Screen installation is a niche service, so repeat business factors heavily into both franchisees’ sales. Ballantyne estimated as much as 60 to 65 percent of his work comes from repeat customers.

While the brand is growing quickly, it comes at a cost. Wren said she wished the franchisor was more accessible, and because Screenmobile has just two field reps, owners may not get the post-opening support they need. The franchisee community is filling some of that gap. Wren said there’s an active group to answer job-specific questions quickly, but she doesn’t think peer support can replace a robust franchisee-franchisor relationship. In a growing franchise system, there’s always work to do.


Porch screen installations, left, are a growing business line for Screenmobile, which has more than 100 franchisees operating throughout the country. Those franchisees say their best advertising comes from the moving billboard that is the Screenmobile truck and trailer, shown right.


Screenmobile’s name says it all—it installs almost any screen type.

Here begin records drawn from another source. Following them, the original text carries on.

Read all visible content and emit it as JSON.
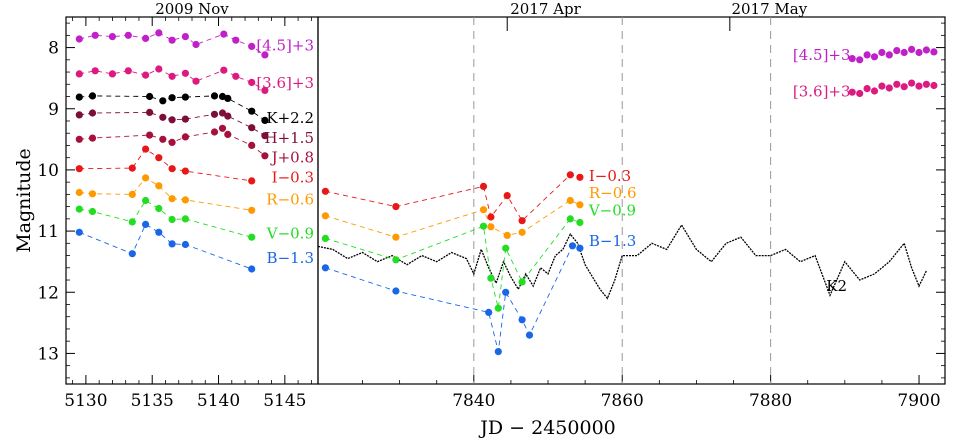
{
  "chart_data": {
    "type": "scatter",
    "ylabel": "Magnitude",
    "xlabel": "JD − 2450000",
    "ylim": [
      7.5,
      13.5
    ],
    "y_ticks": [
      8,
      9,
      10,
      11,
      12,
      13
    ],
    "y_tick_labels": [
      "8",
      "9",
      "10",
      "11",
      "12",
      "13"
    ],
    "panels": [
      {
        "name": "left",
        "title": "2009 Nov",
        "xlim": [
          5128.5,
          5147.5
        ],
        "x_ticks": [
          5130,
          5135,
          5140,
          5145
        ],
        "x_tick_labels": [
          "5130",
          "5135",
          "5140",
          "5145"
        ],
        "series": [
          {
            "name": "[4.5]+3",
            "color": "#c020c8",
            "x": [
              5129.5,
              5130.7,
              5132.0,
              5133.2,
              5134.5,
              5135.5,
              5136.5,
              5137.5,
              5138.3,
              5140.4,
              5141.3,
              5142.5,
              5143.5
            ],
            "y": [
              7.86,
              7.8,
              7.82,
              7.8,
              7.85,
              7.76,
              7.88,
              7.82,
              7.95,
              7.78,
              7.88,
              7.98,
              8.12
            ]
          },
          {
            "name": "[3.6]+3",
            "color": "#dd1a80",
            "x": [
              5129.5,
              5130.7,
              5132.0,
              5133.2,
              5134.5,
              5135.5,
              5136.5,
              5137.5,
              5138.3,
              5140.4,
              5141.3,
              5142.5,
              5143.5
            ],
            "y": [
              8.43,
              8.38,
              8.43,
              8.38,
              8.45,
              8.35,
              8.47,
              8.42,
              8.55,
              8.37,
              8.47,
              8.57,
              8.7
            ]
          },
          {
            "name": "K+2.2",
            "color": "#000000",
            "x": [
              5129.5,
              5130.5,
              5134.8,
              5135.8,
              5136.5,
              5137.5,
              5139.7,
              5140.3,
              5140.7,
              5142.5,
              5143.5
            ],
            "y": [
              8.81,
              8.79,
              8.8,
              8.87,
              8.82,
              8.81,
              8.79,
              8.8,
              8.83,
              9.04,
              9.19
            ]
          },
          {
            "name": "H+1.5",
            "color": "#7c0f3a",
            "x": [
              5129.5,
              5130.5,
              5134.8,
              5135.8,
              5136.5,
              5137.5,
              5139.7,
              5140.3,
              5140.7,
              5142.5,
              5143.5
            ],
            "y": [
              9.1,
              9.07,
              9.06,
              9.14,
              9.18,
              9.17,
              9.09,
              9.07,
              9.12,
              9.31,
              9.44
            ]
          },
          {
            "name": "J+0.8",
            "color": "#a8103c",
            "x": [
              5129.5,
              5130.5,
              5134.8,
              5135.8,
              5136.5,
              5137.5,
              5139.7,
              5140.3,
              5140.7,
              5142.5,
              5143.5
            ],
            "y": [
              9.5,
              9.48,
              9.43,
              9.5,
              9.55,
              9.46,
              9.38,
              9.32,
              9.42,
              9.6,
              9.77
            ]
          },
          {
            "name": "I−0.3",
            "color": "#e81818",
            "x": [
              5129.5,
              5133.5,
              5134.5,
              5135.5,
              5136.5,
              5137.5,
              5142.5
            ],
            "y": [
              9.98,
              9.97,
              9.66,
              9.8,
              9.98,
              10.02,
              10.18
            ]
          },
          {
            "name": "R−0.6",
            "color": "#ff9900",
            "x": [
              5129.5,
              5130.5,
              5133.5,
              5134.5,
              5135.5,
              5136.5,
              5137.5,
              5142.5
            ],
            "y": [
              10.37,
              10.39,
              10.4,
              10.13,
              10.26,
              10.47,
              10.49,
              10.66
            ]
          },
          {
            "name": "V−0.9",
            "color": "#22dd22",
            "x": [
              5129.5,
              5130.5,
              5133.5,
              5134.5,
              5135.5,
              5136.5,
              5137.5,
              5142.5
            ],
            "y": [
              10.64,
              10.68,
              10.85,
              10.5,
              10.63,
              10.81,
              10.8,
              11.1
            ]
          },
          {
            "name": "B−1.3",
            "color": "#1a66e8",
            "x": [
              5129.5,
              5133.5,
              5134.5,
              5135.5,
              5136.5,
              5137.5,
              5142.5
            ],
            "y": [
              11.02,
              11.37,
              10.89,
              11.02,
              11.21,
              11.22,
              11.62
            ]
          }
        ]
      },
      {
        "name": "right",
        "xlim": [
          7819.0,
          7903.5
        ],
        "x_ticks": [
          7840,
          7860,
          7880,
          7900
        ],
        "x_tick_labels": [
          "7840",
          "7860",
          "7880",
          "7900"
        ],
        "month_labels": [
          {
            "text": "2017 Apr",
            "x": 7844.5
          },
          {
            "text": "2017 May",
            "x": 7874.5
          }
        ],
        "vertical_dashed_lines": [
          7840,
          7860,
          7880
        ],
        "series": [
          {
            "name": "I−0.3",
            "color": "#e81818",
            "x": [
              7820.0,
              7829.5,
              7841.3,
              7842.3,
              7844.5,
              7846.5,
              7853.0,
              7854.3
            ],
            "y": [
              10.35,
              10.6,
              10.27,
              10.77,
              10.42,
              10.83,
              10.08,
              10.12
            ]
          },
          {
            "name": "R−0.6",
            "color": "#ff9900",
            "x": [
              7820.0,
              7829.5,
              7841.3,
              7842.3,
              7844.5,
              7846.5,
              7853.0,
              7854.3
            ],
            "y": [
              10.75,
              11.1,
              10.65,
              10.93,
              11.07,
              11.02,
              10.5,
              10.57
            ]
          },
          {
            "name": "V−0.9",
            "color": "#22dd22",
            "x": [
              7820.0,
              7829.5,
              7841.3,
              7842.3,
              7843.3,
              7844.3,
              7846.5,
              7853.0,
              7854.3
            ],
            "y": [
              11.12,
              11.47,
              10.92,
              11.77,
              12.26,
              11.28,
              11.83,
              10.8,
              10.86
            ]
          },
          {
            "name": "B−1.3",
            "color": "#1a66e8",
            "x": [
              7820.0,
              7829.5,
              7842.0,
              7843.3,
              7844.3,
              7846.5,
              7847.5,
              7853.3,
              7854.3
            ],
            "y": [
              11.6,
              11.98,
              12.33,
              12.97,
              12.0,
              12.45,
              12.7,
              11.24,
              11.28
            ]
          },
          {
            "name": "[4.5]+3",
            "color": "#c020c8",
            "x": [
              7891.0,
              7892.0,
              7893.0,
              7894.0,
              7895.0,
              7896.0,
              7897.0,
              7898.0,
              7899.0,
              7900.0,
              7901.0,
              7902.0
            ],
            "y": [
              8.18,
              8.2,
              8.12,
              8.15,
              8.08,
              8.12,
              8.05,
              8.08,
              8.03,
              8.08,
              8.04,
              8.07
            ]
          },
          {
            "name": "[3.6]+3",
            "color": "#dd1a80",
            "x": [
              7891.0,
              7892.0,
              7893.0,
              7894.0,
              7895.0,
              7896.0,
              7897.0,
              7898.0,
              7899.0,
              7900.0,
              7901.0,
              7902.0
            ],
            "y": [
              8.73,
              8.75,
              8.67,
              8.71,
              8.63,
              8.66,
              8.6,
              8.64,
              8.58,
              8.63,
              8.6,
              8.62
            ]
          }
        ],
        "k2": {
          "name": "K2",
          "color": "#000000",
          "x": [
            7819,
            7821,
            7823,
            7825,
            7827,
            7829,
            7831,
            7833,
            7835,
            7837,
            7839,
            7840,
            7841,
            7842,
            7843,
            7844,
            7845,
            7846,
            7847,
            7848,
            7849,
            7850,
            7851,
            7852,
            7853,
            7854,
            7855,
            7856,
            7857,
            7858,
            7859,
            7860,
            7862,
            7864,
            7866,
            7868,
            7870,
            7872,
            7874,
            7876,
            7878,
            7880,
            7882,
            7884,
            7886,
            7888,
            7890,
            7892,
            7894,
            7896,
            7898,
            7899,
            7900,
            7901
          ],
          "y": [
            11.25,
            11.3,
            11.45,
            11.35,
            11.5,
            11.4,
            11.55,
            11.4,
            11.5,
            11.35,
            11.45,
            11.7,
            11.3,
            11.6,
            11.85,
            11.5,
            11.75,
            11.95,
            11.7,
            11.9,
            11.6,
            11.7,
            11.4,
            11.3,
            11.05,
            11.2,
            11.55,
            11.75,
            11.95,
            12.1,
            11.8,
            11.4,
            11.4,
            11.2,
            11.3,
            10.9,
            11.3,
            11.5,
            11.2,
            11.1,
            11.4,
            11.4,
            11.3,
            11.5,
            11.4,
            12.05,
            11.5,
            11.8,
            11.7,
            11.5,
            11.2,
            11.6,
            11.9,
            11.65
          ]
        },
        "series_labels": [
          {
            "text": "I−0.3",
            "color": "#e81818",
            "y": 10.1
          },
          {
            "text": "R−0.6",
            "color": "#ff9900",
            "y": 10.38
          },
          {
            "text": "V−0.9",
            "color": "#22dd22",
            "y": 10.66
          },
          {
            "text": "B−1.3",
            "color": "#1a66e8",
            "y": 11.16
          }
        ],
        "k2_label": {
          "text": "K2",
          "color": "#000000",
          "x": 7887.5,
          "y": 11.9
        }
      }
    ],
    "left_series_labels": [
      {
        "text": "[4.5]+3",
        "color": "#c020c8",
        "y": 7.97
      },
      {
        "text": "[3.6]+3",
        "color": "#dd1a80",
        "y": 8.58
      },
      {
        "text": "K+2.2",
        "color": "#000000",
        "y": 9.15
      },
      {
        "text": "H+1.5",
        "color": "#7c0f3a",
        "y": 9.48
      },
      {
        "text": "J+0.8",
        "color": "#a8103c",
        "y": 9.8
      },
      {
        "text": "I−0.3",
        "color": "#e81818",
        "y": 10.12
      },
      {
        "text": "R−0.6",
        "color": "#ff9900",
        "y": 10.48
      },
      {
        "text": "V−0.9",
        "color": "#22dd22",
        "y": 11.04
      },
      {
        "text": "B−1.3",
        "color": "#1a66e8",
        "y": 11.44
      }
    ],
    "right_ir_labels": [
      {
        "text": "[4.5]+3",
        "color": "#c020c8",
        "y": 8.12
      },
      {
        "text": "[3.6]+3",
        "color": "#dd1a80",
        "y": 8.72
      }
    ]
  }
}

  • Screen installation is a niche business, meaning less competition and more repeat business in some areas.
  • A tight-knit community of franchisees has formed within the company.

Use Caution

  • Supply chain issues and shortages have contributed to a higher cost of materials in recent years, and in a quickly expanding system, operators say Screenmobile should invest in more support.

Founded in 1980 by Monty M. Walker and his sons, Scott and Monty, Screenmobile is still family owned and offers broad screen installation services for windows, porches and more.